The first picture below is the finished product, complete with
a 6 cavity Sinclair duplexer on top (light brown enclosure on top of the radio), a pair of homebrew bandpass cavities (gray in color) stacked on top of the duplexer,
and the receive preamplifier near the rear of the right-hand bandpass can.
The Sinclair duplexer was originally used in the commercial
service a few mhz above the 70 cm amateur band. They were repaired and retuned for the input frequency of
447.400 and the output frequency of 442.400. The bandpass cavities were
built from a set of scrap 800mhz cell site cavities. The repeater was built from a Motorola Micor mobile radio used
by the local power and light company on about 452/457 mhz.

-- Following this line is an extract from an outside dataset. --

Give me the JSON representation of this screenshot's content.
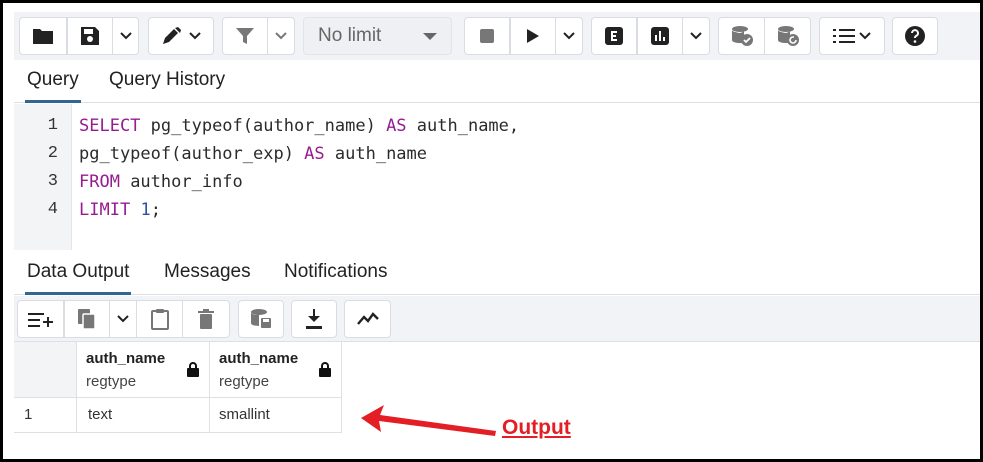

The controller is mostly homebrew, using a Communications Specialists
CW ID'r to handle identification chores. All timing (time-out, COS, tx hang timer, ID front porch timer, etc.) is
analog and built from 555 timers and discrete components. Audio processing is also homebrew using LM324 op-amps.
All audio mixing and controller circuitry is self-contained within the Motorola Case, making for a compact UHF
repeater. A pl of 88.5 is re-encoded on it's output signal during COS activity using Selectone decoders. This
is for linking purposes.
The receive preamp is a GaAsFet model by ARR. All jumpers are RG-214. The PA is cooled by a small DC fan
running on the main "battery-backed" DC buss in the repeater cabinet. The PA runs at about 30 watts and has
performed flawlessly since about 1993.
The repeater occupies a large private
enclosure at the site (seen in the photo below). The site houses only amateur repeaters and digi-nodes, and is 100% battery backed. The 442.400 operates on a full-time
uninterruptable power source comprised of a bank of 2 100ah batteries
kept fully charged by a regulated charging system. Notice the isolation network
on the lower edge of the cabinet's door. This keeps the batteries isolated
from each other.
The repeater's primary antenna is a Diamond vertical fed through
about 200' of 1 5/8" Andrews heliax. Zebulon is about 300 feet above sea level, and has a pretty good radio
path to southeast. Note the custom "top-hat" on the tower to support up to 4 antennas.
This repeater's primary coverage area is Wendell, Zebulon, Rolesville, and
Knightdale. It provides a coverage radius of about 20 miles in all directions with considerably more range to the
S.E. through the S.W. It is linked full-time to 147.39+ PL 88.5 WB4IUY in Clayton, NC (about 20 miles S) and
147.30+ PL 88.5 WB4IUY in Wilson (about 30 miles E).